When Lauren Ricci was laid off last summer — the second layoff in as many years for the nonprofit administrator — she found herself doing a lot of soul searching.

“I think it pushed me,” she said. “It made me think more creatively and take a risk I never would have before. … I had to ask myself: What’s going to make me happy?”

Cut to this summer, when Ricci runs her own Etsy shop selling restored vintage clothes, a longtime passion she hopes to turn into a booming business.

She loves the work and the freedom that comes with being her own boss. But that’s not to say there aren’t some things that keep her up at night.

If something goes wrong, Ricci knows she has no company safety net — no unemployment benefits, no workers’ compensation — to fall back on.

“If I get injured,” she said, “I’m in a lot of trouble.”

This high-wire act is something U.S. Sen. Mark Warner, D-Va., spotlighted Wednesday when he held a roundtable with about 20 entrepreneurs from Roanoke.

The rising popularity of services like Uber, Etsy and Airbnb is fueling a new “on-demand” economy staffed by people who enjoy more freedom than a typical 9-to-5 worker but who also get fewer protections.

As a policymaker, Warner said, he’s searching for ways to bridge that gap.

“How do we allow this innovation to keep going and allow people to keep trying things, but also at least put in some guardrails,” he asked during Wednesday’s event at Grandin CoLab.

Warner joked he didn’t have the “three-point” solution to the problem yet, but he hopes to start putting out proposals in the next three to six months.

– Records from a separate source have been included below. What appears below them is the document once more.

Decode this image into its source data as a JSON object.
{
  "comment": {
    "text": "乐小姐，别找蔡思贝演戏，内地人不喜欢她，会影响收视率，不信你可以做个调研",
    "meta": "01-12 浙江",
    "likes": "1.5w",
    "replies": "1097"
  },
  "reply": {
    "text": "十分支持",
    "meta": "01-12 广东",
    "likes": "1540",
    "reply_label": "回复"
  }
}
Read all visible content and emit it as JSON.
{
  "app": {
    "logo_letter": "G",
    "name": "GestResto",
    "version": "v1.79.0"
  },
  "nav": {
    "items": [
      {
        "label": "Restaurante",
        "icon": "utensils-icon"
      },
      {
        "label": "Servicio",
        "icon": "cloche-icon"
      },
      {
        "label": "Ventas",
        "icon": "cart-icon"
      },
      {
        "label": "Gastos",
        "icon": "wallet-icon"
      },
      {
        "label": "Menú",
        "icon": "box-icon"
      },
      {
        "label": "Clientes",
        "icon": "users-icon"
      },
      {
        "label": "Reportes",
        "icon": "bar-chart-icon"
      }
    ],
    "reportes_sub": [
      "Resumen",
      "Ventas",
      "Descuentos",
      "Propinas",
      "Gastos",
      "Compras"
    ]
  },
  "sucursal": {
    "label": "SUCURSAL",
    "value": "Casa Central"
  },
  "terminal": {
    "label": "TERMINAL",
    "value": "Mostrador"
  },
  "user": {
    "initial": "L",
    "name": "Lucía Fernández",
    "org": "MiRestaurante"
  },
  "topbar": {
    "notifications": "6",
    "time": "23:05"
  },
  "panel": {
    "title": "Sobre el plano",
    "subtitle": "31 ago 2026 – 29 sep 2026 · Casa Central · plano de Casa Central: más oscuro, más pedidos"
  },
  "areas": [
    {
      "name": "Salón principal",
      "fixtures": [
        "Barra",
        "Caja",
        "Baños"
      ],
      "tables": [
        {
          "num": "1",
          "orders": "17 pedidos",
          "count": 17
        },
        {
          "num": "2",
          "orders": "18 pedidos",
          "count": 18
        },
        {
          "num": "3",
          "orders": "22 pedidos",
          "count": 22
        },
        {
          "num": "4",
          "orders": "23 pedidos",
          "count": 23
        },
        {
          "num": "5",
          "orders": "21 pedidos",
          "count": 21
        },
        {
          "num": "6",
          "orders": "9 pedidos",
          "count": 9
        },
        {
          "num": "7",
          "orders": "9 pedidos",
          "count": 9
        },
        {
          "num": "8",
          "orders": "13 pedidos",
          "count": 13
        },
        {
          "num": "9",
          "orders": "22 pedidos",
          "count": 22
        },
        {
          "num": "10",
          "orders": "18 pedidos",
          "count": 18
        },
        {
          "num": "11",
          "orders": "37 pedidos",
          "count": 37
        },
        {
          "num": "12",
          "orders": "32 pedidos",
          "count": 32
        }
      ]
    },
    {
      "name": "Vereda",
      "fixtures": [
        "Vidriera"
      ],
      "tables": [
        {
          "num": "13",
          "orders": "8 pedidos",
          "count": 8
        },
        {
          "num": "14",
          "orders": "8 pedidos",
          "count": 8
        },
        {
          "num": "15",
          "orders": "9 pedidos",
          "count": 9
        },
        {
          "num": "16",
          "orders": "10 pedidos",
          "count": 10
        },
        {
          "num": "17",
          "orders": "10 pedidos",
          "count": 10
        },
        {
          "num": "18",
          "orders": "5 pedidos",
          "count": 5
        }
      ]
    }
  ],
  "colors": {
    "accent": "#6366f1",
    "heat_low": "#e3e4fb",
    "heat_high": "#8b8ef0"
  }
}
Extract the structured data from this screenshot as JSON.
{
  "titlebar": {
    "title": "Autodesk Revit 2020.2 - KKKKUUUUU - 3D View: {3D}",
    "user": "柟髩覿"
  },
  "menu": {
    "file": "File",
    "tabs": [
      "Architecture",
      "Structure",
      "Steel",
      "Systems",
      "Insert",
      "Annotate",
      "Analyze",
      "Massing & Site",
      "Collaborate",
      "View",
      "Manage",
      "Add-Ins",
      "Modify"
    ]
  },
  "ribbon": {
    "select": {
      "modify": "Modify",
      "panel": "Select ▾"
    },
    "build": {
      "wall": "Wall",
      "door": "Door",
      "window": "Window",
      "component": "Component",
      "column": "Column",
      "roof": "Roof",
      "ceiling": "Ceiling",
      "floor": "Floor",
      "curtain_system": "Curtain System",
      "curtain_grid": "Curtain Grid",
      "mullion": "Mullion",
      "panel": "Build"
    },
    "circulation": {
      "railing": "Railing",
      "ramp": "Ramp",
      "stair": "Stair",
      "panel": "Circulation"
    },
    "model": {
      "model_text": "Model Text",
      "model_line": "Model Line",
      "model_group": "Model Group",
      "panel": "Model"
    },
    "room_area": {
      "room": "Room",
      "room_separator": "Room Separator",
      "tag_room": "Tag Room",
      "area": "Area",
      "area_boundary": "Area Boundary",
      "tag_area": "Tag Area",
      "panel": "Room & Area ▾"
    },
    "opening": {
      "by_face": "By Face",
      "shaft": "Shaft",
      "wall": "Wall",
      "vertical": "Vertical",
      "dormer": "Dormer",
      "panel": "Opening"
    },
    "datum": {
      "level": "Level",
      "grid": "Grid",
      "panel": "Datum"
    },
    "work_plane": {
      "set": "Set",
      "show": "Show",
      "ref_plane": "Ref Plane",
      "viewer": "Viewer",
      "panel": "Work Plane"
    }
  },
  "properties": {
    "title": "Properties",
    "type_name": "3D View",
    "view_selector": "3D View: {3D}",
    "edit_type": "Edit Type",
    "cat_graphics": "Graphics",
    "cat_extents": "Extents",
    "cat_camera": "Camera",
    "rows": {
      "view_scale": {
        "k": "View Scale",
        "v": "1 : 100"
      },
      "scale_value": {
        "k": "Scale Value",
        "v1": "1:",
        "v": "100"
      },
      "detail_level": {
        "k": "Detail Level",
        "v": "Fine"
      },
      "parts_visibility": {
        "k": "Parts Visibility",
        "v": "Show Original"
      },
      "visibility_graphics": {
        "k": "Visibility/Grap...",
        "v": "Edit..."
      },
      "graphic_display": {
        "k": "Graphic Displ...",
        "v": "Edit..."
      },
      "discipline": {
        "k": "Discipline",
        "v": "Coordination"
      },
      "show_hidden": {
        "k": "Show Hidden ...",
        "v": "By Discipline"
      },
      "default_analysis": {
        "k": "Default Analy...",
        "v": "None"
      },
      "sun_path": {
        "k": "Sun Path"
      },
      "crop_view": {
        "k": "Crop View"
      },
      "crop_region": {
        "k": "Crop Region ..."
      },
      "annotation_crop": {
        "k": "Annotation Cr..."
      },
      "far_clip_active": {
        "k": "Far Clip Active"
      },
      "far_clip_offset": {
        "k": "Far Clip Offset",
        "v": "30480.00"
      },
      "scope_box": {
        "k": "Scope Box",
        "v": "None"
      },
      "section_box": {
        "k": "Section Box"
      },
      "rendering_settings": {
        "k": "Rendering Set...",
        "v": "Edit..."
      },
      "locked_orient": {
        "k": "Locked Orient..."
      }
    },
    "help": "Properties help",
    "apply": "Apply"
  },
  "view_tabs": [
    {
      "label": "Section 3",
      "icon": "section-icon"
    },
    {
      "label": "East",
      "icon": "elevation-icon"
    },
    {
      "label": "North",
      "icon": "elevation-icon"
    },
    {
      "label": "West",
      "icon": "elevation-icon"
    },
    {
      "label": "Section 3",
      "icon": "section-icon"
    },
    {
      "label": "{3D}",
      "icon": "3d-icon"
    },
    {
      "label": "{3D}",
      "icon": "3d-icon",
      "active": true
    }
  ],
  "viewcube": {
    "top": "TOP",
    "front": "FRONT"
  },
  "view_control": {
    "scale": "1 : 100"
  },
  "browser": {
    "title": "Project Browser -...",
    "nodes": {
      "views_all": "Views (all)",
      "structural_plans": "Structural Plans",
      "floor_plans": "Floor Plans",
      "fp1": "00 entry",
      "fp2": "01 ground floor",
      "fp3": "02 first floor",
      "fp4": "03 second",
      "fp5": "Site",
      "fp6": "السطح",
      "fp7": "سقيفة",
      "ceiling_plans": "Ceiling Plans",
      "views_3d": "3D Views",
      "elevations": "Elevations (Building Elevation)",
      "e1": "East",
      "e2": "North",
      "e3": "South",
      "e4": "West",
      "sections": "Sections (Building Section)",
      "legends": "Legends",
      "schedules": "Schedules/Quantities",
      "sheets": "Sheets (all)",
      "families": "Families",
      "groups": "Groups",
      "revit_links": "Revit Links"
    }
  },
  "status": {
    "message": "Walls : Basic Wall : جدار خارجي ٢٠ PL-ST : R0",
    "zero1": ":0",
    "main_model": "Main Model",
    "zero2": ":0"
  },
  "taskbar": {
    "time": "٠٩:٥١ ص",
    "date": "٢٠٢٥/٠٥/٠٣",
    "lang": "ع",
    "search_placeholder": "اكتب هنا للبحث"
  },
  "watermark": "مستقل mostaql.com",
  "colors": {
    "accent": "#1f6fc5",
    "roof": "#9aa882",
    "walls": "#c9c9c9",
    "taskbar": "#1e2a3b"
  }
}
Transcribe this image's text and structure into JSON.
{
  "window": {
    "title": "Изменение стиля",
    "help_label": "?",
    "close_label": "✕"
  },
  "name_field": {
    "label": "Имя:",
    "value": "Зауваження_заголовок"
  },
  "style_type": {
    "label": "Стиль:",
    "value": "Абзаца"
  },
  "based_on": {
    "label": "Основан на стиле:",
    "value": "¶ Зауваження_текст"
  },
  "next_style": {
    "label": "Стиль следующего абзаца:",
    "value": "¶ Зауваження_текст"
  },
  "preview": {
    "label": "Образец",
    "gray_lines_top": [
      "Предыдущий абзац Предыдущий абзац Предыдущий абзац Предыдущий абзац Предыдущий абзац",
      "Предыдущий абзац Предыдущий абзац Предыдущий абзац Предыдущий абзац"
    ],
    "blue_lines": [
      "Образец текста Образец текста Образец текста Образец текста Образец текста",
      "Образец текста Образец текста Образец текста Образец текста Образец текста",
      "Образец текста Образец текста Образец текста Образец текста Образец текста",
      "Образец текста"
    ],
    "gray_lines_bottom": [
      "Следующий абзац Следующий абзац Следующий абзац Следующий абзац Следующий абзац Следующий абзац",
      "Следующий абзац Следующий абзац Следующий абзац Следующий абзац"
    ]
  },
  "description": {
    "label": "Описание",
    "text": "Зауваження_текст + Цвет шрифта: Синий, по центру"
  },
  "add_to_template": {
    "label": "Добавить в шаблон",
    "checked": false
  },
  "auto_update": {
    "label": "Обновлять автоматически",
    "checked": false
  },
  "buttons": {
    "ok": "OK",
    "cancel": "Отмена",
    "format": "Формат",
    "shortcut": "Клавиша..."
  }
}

Possibilities include promoting “hour banks” — a concept already used in the construction industry — to administer benefit plans for workers or offering customers the option of leaving a tip that gets paid into a benefits fund.

There also should be a national regulatory framework to avoid the state-by-state disputes cropping up in the courts now, he said.

“I’m trying to think this through,” he said, adding policy needs to keep pace with this new economy.

On-demand jobs are one of the fast-growing sectors of the economy. For some, it’s a matter of financial necessity — a way to make ends meet.

But for many of those gathered Wednesday it was a choice —a chance to pursue a dream or run their own business.

Warner asked how many would trade their current jobs for a 9-to-5 gig. People shook their heads. What if they could make 10 percent more a year? 20 percent? 30 percent?

As the number rose, people started to relent, but they still wanted to know if the job would be fulfilling and would offer them a healthy work-life balance.

That is reflective of a growing shift in how people, particularly millennials, think about work, Warner said, and leaders ignore it at their own peril.

Some politicians want to “turn back the clock,” he said. “That’s not where I’m headed.”